Quantum data hiding with two-qubit separable states
Donghoon Ha, Jeong San Kim
TL;DR
This paper studies data hiding in two-party quantum state discrimination and demonstrates a practical scheme using two-qubit separable, orthogonal states. It derives a bound on local discrimination via PPT measurements and introduces a sufficient condition ensuring that a two-party state ensemble yields exponentially vanishing information under LOCC when replicated L times. The authors illustrate the condition with an explicit two-qubit ensemble parameterized by θ, showing the bound holds (4 f0(θ)f1(θ) < 1) for θ in [0, π/3], enabling a one-bit hidden with asymptotic LOCC secrecy and perfect global recoverability.
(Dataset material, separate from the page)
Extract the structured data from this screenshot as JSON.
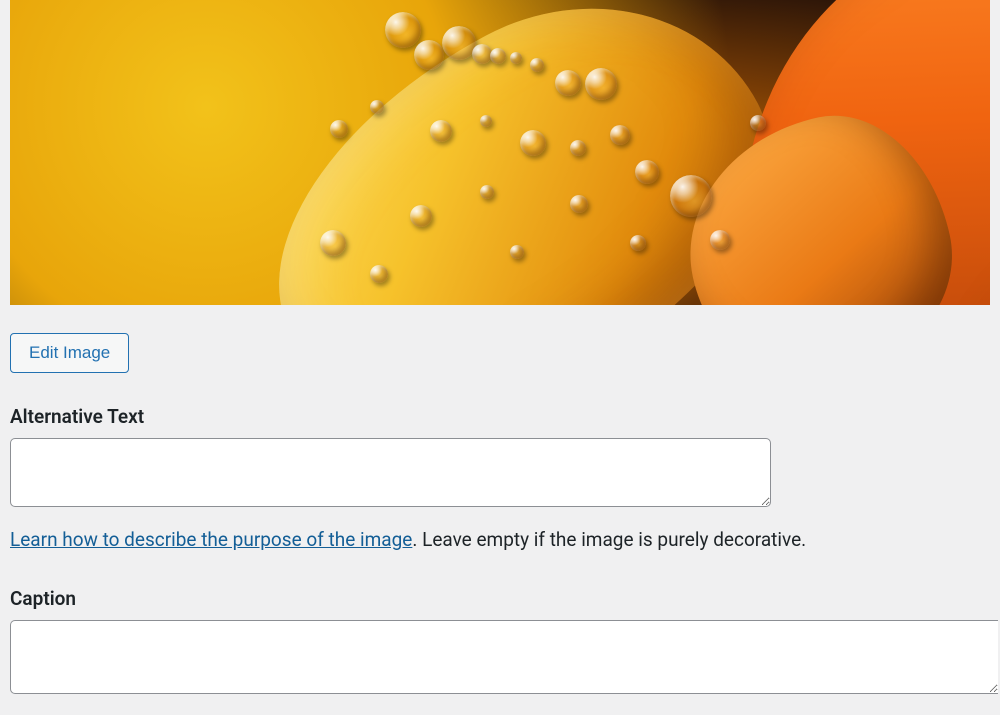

They discuss extensions to multi-bit hiding and open questions about the universality of the method for orthogonal ensembles.
Abstract
We consider the discrimination of two-party quantum states and provide a quantum data-hiding scheme using two-qubit separable states. We first provide a bound on the optimal local discrimination of two-party quantum states, and establish a sufficient condition under which a two-party quantum state ensemble can be used to construct a data-hiding scheme. We illustrate this condition with examples of two-qubit state ensembles consisting of two orthogonal separable states. As our data-hiding scheme can be implemented with separable states of the lowest possible dimension, its practical realization becomes significantly more attainable.